THREE PREVIOUSLY KNOWN L-M LACE-MAKING CASES:I. THE CATHERINE WHEEL (Note 2)
Recorded in the 17th-c. English pattern books (Note 3), is the first l-m openwork we have encountered as far as we know. It is a three-braider method in three-color scheme with each braider holding 5 loops.
II. LACE MASKELL and LACE FRETTYS;
These two-color 8-loop single-braider recipes were found in 'Treatise for Making of Laces' (Note 4): The former is a flat openwork and the latter tubular with the inner core showing through the openwork. We regard these two similar procedures as one case.
III. OPENWORK INSERTION on a 15th-c. sudary (Note 5);
The sudary belongs the Treasury of the Uppsala Cathedral, Sweden. (Fig. 1)
It is said to have belonged to Jakov Ulvsson (1469-1515), Archbishop of Uppsala, and doubtlessly was made in the textile workshop of the Brigittine nuns in Vadstena, according to the Estham-Speiser paper.

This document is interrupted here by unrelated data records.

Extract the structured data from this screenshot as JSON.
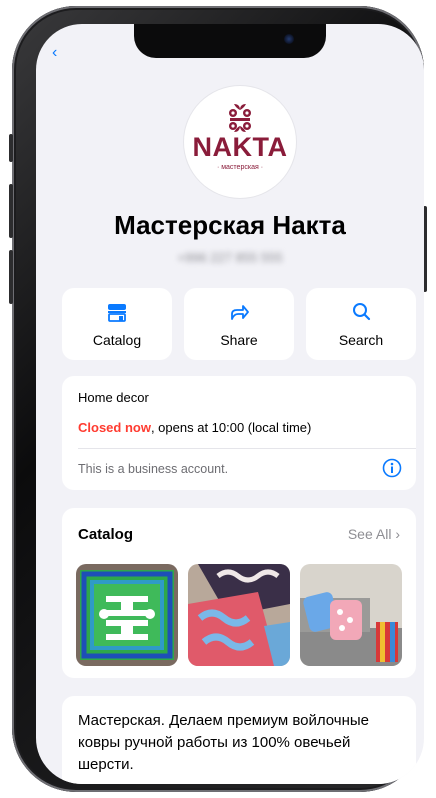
{
  "business": {
    "logo_word": "NAKTA",
    "logo_sub": "· мастерская ·",
    "name": "Мастерская Накта",
    "phone_blurred": "+996 227 855 555"
  },
  "actions": [
    {
      "label": "Catalog",
      "icon": "storefront-icon"
    },
    {
      "label": "Share",
      "icon": "share-arrow-icon"
    },
    {
      "label": "Search",
      "icon": "search-icon"
    }
  ],
  "info": {
    "category": "Home decor",
    "closed_label": "Closed now",
    "hours_rest": ", opens at 10:00 (local time)",
    "note": "This is a business account.",
    "note_icon": "info-icon"
  },
  "catalog": {
    "title": "Catalog",
    "see_all": "See All",
    "items": [
      {
        "image": "green felt carpet with white ornament"
      },
      {
        "image": "red and blue felt carpets with ornaments"
      },
      {
        "image": "decorative felt pillows on sofa"
      }
    ]
  },
  "description": "Мастерская. Делаем премиум войлочные ковры ручной работы из 100% овечьей шерсти.",
  "colors": {
    "accent": "#0a7aff",
    "closed": "#ff3b30",
    "brand": "#8a1c3a"
  }
}
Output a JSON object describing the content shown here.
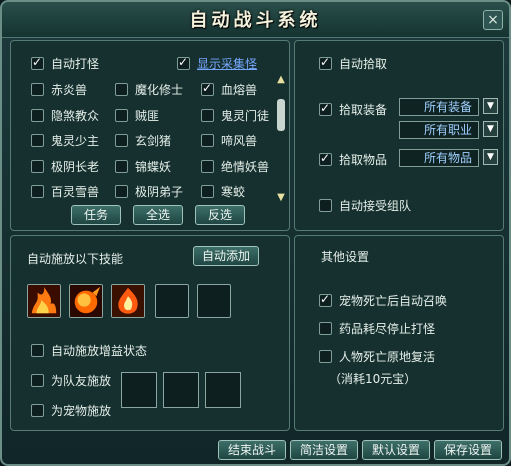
{
  "window": {
    "title": "自动战斗系统",
    "close_glyph": "×"
  },
  "monsters": {
    "auto_attack_label": "自动打怪",
    "show_gather_label": "显示采集怪",
    "items": [
      {
        "label": "赤炎兽",
        "checked": false
      },
      {
        "label": "魔化修士",
        "checked": false
      },
      {
        "label": "血熔兽",
        "checked": true
      },
      {
        "label": "隐煞教众",
        "checked": false
      },
      {
        "label": "贼匪",
        "checked": false
      },
      {
        "label": "鬼灵门徒",
        "checked": false
      },
      {
        "label": "鬼灵少主",
        "checked": false
      },
      {
        "label": "玄剑猪",
        "checked": false
      },
      {
        "label": "啼风兽",
        "checked": false
      },
      {
        "label": "极阴长老",
        "checked": false
      },
      {
        "label": "锦蝶妖",
        "checked": false
      },
      {
        "label": "绝情妖兽",
        "checked": false
      },
      {
        "label": "百灵雪兽",
        "checked": false
      },
      {
        "label": "极阴弟子",
        "checked": false
      },
      {
        "label": "寒蛟",
        "checked": false
      }
    ],
    "buttons": {
      "task": "任务",
      "select_all": "全选",
      "invert": "反选"
    },
    "scroll_up": "▲",
    "scroll_down": "▼"
  },
  "pickup": {
    "auto_pickup": "自动拾取",
    "pickup_equipment": "拾取装备",
    "equip_select_1": "所有装备",
    "equip_select_2": "所有职业",
    "pickup_items": "拾取物品",
    "item_select": "所有物品",
    "auto_accept_team": "自动接受组队",
    "dropdown_arrow": "▼"
  },
  "skills": {
    "title": "自动施放以下技能",
    "auto_add": "自动添加",
    "auto_buff": "自动施放增益状态",
    "for_team": "为队友施放",
    "for_pet": "为宠物施放"
  },
  "other": {
    "title": "其他设置",
    "pet_summon": "宠物死亡后自动召唤",
    "stop_on_empty": "药品耗尽停止打怪",
    "revive": "人物死亡原地复活",
    "cost": "（消耗10元宝）"
  },
  "footer": {
    "end_battle": "结束战斗",
    "simple_settings": "简洁设置",
    "default_settings": "默认设置",
    "save_settings": "保存设置"
  }
}
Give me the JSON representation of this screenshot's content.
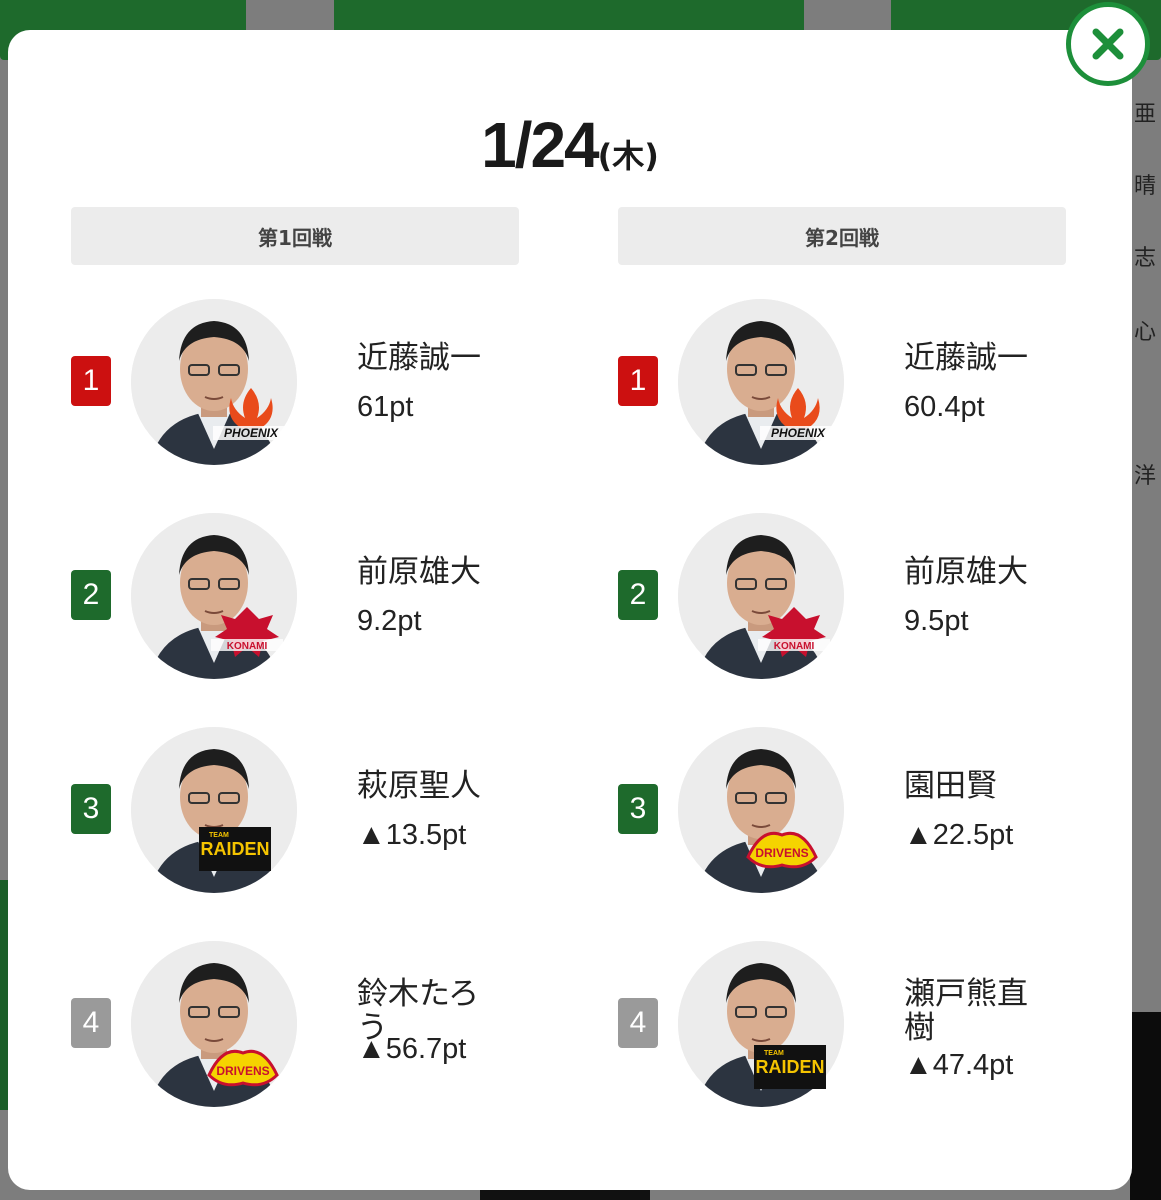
{
  "modal": {
    "date": "1/24",
    "weekday": "(木)",
    "close_icon": "close-icon",
    "accent": "#1d8f3a"
  },
  "rank_colors": {
    "1": "#cc1010",
    "2": "#1e6a2c",
    "3": "#1e6a2c",
    "4": "#9a9a9a"
  },
  "games": [
    {
      "title": "第1回戦",
      "players": [
        {
          "rank": "1",
          "name": "近藤誠一",
          "score": "61pt",
          "team_logo": "phoenix-logo"
        },
        {
          "rank": "2",
          "name": "前原雄大",
          "score": "9.2pt",
          "team_logo": "konami-logo"
        },
        {
          "rank": "3",
          "name": "萩原聖人",
          "score": "▲13.5pt",
          "team_logo": "raiden-logo"
        },
        {
          "rank": "4",
          "name": "鈴木たろう",
          "score": "▲56.7pt",
          "team_logo": "drivens-logo"
        }
      ]
    },
    {
      "title": "第2回戦",
      "players": [
        {
          "rank": "1",
          "name": "近藤誠一",
          "score": "60.4pt",
          "team_logo": "phoenix-logo"
        },
        {
          "rank": "2",
          "name": "前原雄大",
          "score": "9.5pt",
          "team_logo": "konami-logo"
        },
        {
          "rank": "3",
          "name": "園田賢",
          "score": "▲22.5pt",
          "team_logo": "drivens-logo"
        },
        {
          "rank": "4",
          "name": "瀬戸熊直樹",
          "score": "▲47.4pt",
          "team_logo": "raiden-logo"
        }
      ]
    }
  ],
  "background": {
    "side_chars": [
      "亜",
      "晴",
      "志",
      "心",
      "洋"
    ]
  }
}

Speiser with M. Sonday (Note 6), doubting the earlier attribution of the work as being 'the earliest piece of bobbin-lace,' studied miniscule structural details and found several mistakes in stitches unique to the l-m technique, establishing that the lace insertion in fact was made using the l-m technique. It was most likely to have been made by four braiders each holding three loops of red, blue, green and silver yarn. The green yarn forms the edges while other three colors crisscross forming the middle structure.
THREE NEW FINDINGS
IV. DAS LINTWURM PORTLEIN ("Dragon braid" recipe) found by Ute Bargmann in a 15th-c. German manuscript, and reported to us. We passed it to Speiser who is fluent both in the language and the technique.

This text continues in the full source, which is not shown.